Belgium's Compagnie Mossoux-Bonté has been a frequent visitor in the last 10 years with its complex illusionism, but its new show is altogether simpler and spookier. Employing just one human figure, a blank screen and a search-lamp beam, it aims to "reconcile us with the pocket of darkness which created us", manufacturing along the way sufficient monsters, creepy-crawlies and corporeal disfigurements to feed a lifetime of bad dreams.

The cleverest thing about Nicole Mossoux's presentation is its deft continuity. Rarely offstage for more than two seconds, she almost magically affects at least a dozen costume changes, and many more changes of mood. Stalked by a stranger late at night (the encroaching presence created by a studied positioning of her own torso and clothes), you can almost smell the fear on her. A large hairy spider, King Kong, and a pair of vultures greedily gorging on what appears to be Mossoux's dead body, are pure schlock but brilliantly etched. The pace hots up briefly for a strobe-lit tussle with an assailant (herself), but for the best part of an hour the mood is sombre to the point of ghoulishness. The effect is magnified by an electronic soundtrack (music by Christian Genet) that not only matches one's idea of how blood rushing through arteries, and hairs pricking the backs of necks might sound, but persuades your own blood and nerves to behave likewise. Ultimately, I'm not sure I swallow Mossoux's belief that all our bump-in-the-night fears are a deliberate distraction from thinking about death. Dark equals obliteration: it's all part and parcel, isn't it? But I marvel at the precision Mossoux brings to her rather obscure craft, and cheer that the term "mime" is now so broad as to contain it.

Gentler and more varied entertainment was to be had with Circus Ronaldo, also Belgian, yet this, too, defies all regular expectations of its genre. Ronaldo strips away all circus's spangles and cheesy smiles to reveal a tremulous ego and a delicately beating heart.

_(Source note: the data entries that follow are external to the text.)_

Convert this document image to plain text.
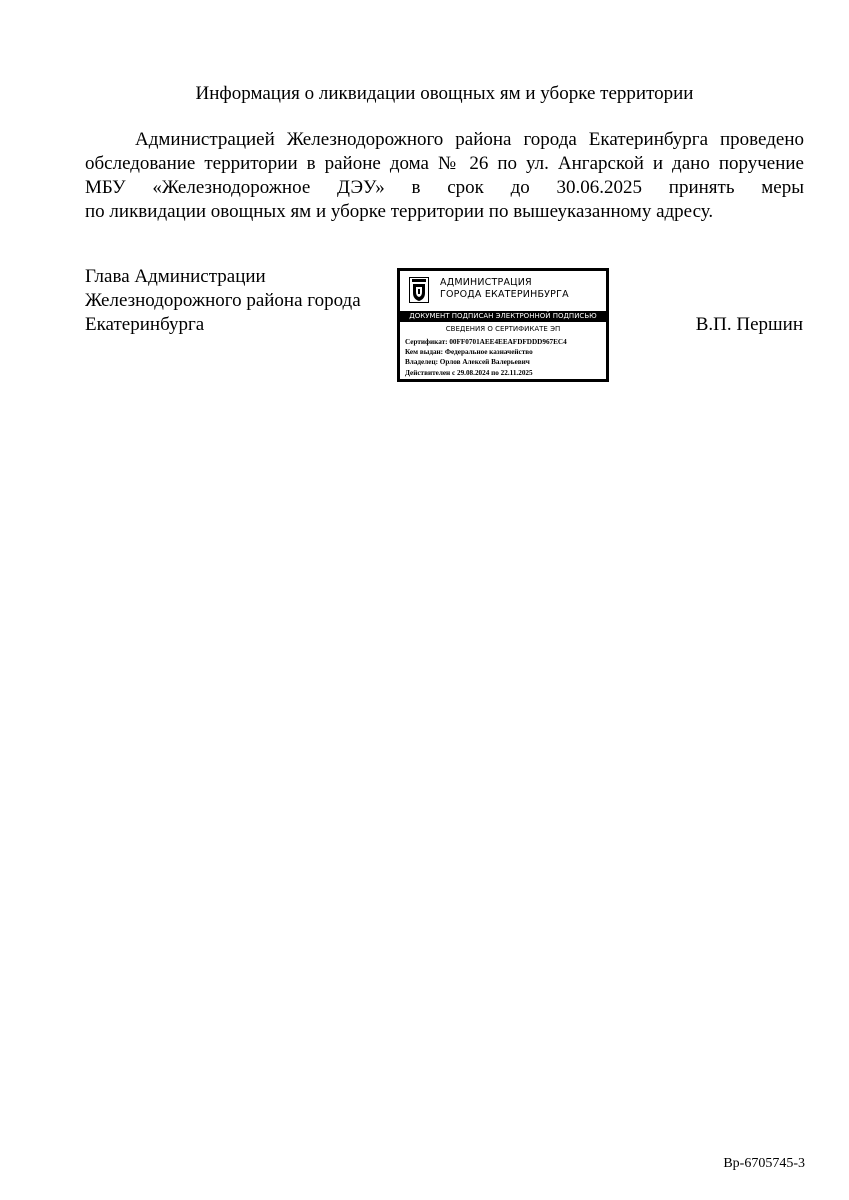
Информация о ликвидации овощных ям и уборке территории
Администрацией Железнодорожного района города Екатеринбурга проведено
обследование территории в районе дома № 26 по ул. Ангарской и дано поручение
МБУ «Железнодорожное ДЭУ» в срок до 30.06.2025 принять меры
по ликвидации овощных ям и уборке территории по вышеуказанному адресу.
Глава Администрации
Железнодорожного района города
Екатеринбурга
АДМИНИСТРАЦИЯ
ГОРОДА ЕКАТЕРИНБУРГА
ДОКУМЕНТ ПОДПИСАН ЭЛЕКТРОННОЙ ПОДПИСЬЮ
СВЕДЕНИЯ О СЕРТИФИКАТЕ ЭП
Сертификат: 00FF0701AEE4EEAFDFDDD967EC4
Кем выдан: Федеральное казначейство
Владелец: Орлов Алексей Валерьевич
Действителен с 29.08.2024 по 22.11.2025
В.П. Першин
Вр-6705745-3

Gags fail badly, performers fall out, and the marionette opera that forms the show's centrepiece ends in incendiary chaos. Yet throughout the hazard-packed 90 minutes felicities emerge like butterflies.

One man juggles banjos in the air and plucks out a melody as each leaves his hands. Another snuffs out candles with a whip. When a girl sets out eggs in a pattern and dances over them blindfold, it's not admiration that prompts the audience response, but sympathy. Unbeknown to her, a jealous fellow performer has stolen the eggs, leaving her efforts ridiculous. Such miniature human tragedies are what give Circus Ronaldo its air of fragile melancholy, forever teetering on the edge of joy.

The show's tangible strength is its dramatis personae, characters inspired by the stock figures of commedia dell'arte. Part of the fun lies in guessing who is who. There goes Pedrolino, humble, put-upon but wondrously skilled. That one is crabby Arlecchino, the practical joker, and that must be the macho but useless Capitano. Building on this old-established hierarchy allows the show to be as haphazard as it appears. There are few big slapstick laughs. But I remember no other event where single pockets of audience have dissolved into stifled hysterics with no apparent prompting. Circus Ronaldo is a rare and treasurable thing, and its effect is definitely cumulative.